Commentators point to the rise in oil prices driven by the Strait of Hormuz closure and damage to the refineries in the Persian Gulf region as the main force driving up inflation. They say it will cause a return to a 1970s-type stagflation — high inflation, economic stagnation and unemployment — and deep recession. Others predict that if the current ceasefire ends in renewed war this will cause a world Depression (with a capital D) worse than even the 1930s.
How much truth is there in these predictions? Historically, a war did not precede the 1930s Great Depression to drive up the prices of various commodities. True, the high commodity prices in general relative to commodity values and production prices played a crucial role in putting the “Great” in that economic crisis and Depression. Could something similar happen as a result of the current war, even though it has not yet reached the scale of World War I?

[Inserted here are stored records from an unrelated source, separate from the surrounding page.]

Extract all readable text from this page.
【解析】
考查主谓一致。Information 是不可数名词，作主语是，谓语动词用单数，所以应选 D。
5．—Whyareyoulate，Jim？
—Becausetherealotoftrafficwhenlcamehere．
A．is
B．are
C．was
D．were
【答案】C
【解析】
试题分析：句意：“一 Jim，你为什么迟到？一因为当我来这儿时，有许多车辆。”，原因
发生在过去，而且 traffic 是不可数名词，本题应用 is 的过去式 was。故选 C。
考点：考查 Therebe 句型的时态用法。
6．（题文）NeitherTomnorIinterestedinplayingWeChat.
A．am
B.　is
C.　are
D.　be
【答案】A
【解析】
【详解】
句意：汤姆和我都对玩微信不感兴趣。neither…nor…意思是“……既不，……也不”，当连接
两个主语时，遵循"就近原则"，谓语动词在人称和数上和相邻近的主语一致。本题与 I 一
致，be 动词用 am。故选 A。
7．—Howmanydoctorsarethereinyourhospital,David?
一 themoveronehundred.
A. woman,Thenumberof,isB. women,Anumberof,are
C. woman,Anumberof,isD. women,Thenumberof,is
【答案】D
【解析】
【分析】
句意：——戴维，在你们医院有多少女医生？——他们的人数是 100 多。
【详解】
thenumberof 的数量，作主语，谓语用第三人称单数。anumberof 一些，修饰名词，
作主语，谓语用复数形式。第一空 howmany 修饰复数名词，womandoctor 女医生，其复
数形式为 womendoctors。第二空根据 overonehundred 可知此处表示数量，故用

Early in this blog, in examining the causes of crises, we explored the theory of disproportionate production that arises out of the anarchy of capitalist production. The main question political economy dealt with was not explaining why it occurred in an unplanned capitalist system, but how the proportions needed to continue production are achieved at all. In reality, disproportionate production occurs and has occurred almost every minute throughout the history of capitalist production. At any given moment, some commodities are overproduced relative to others, while some commodities are underproduced. When one kind of commodity is underproduced, its market prices rise above its value, or more strictly, its production price. When overproduced, a commodity’s market price falls below its value and production price.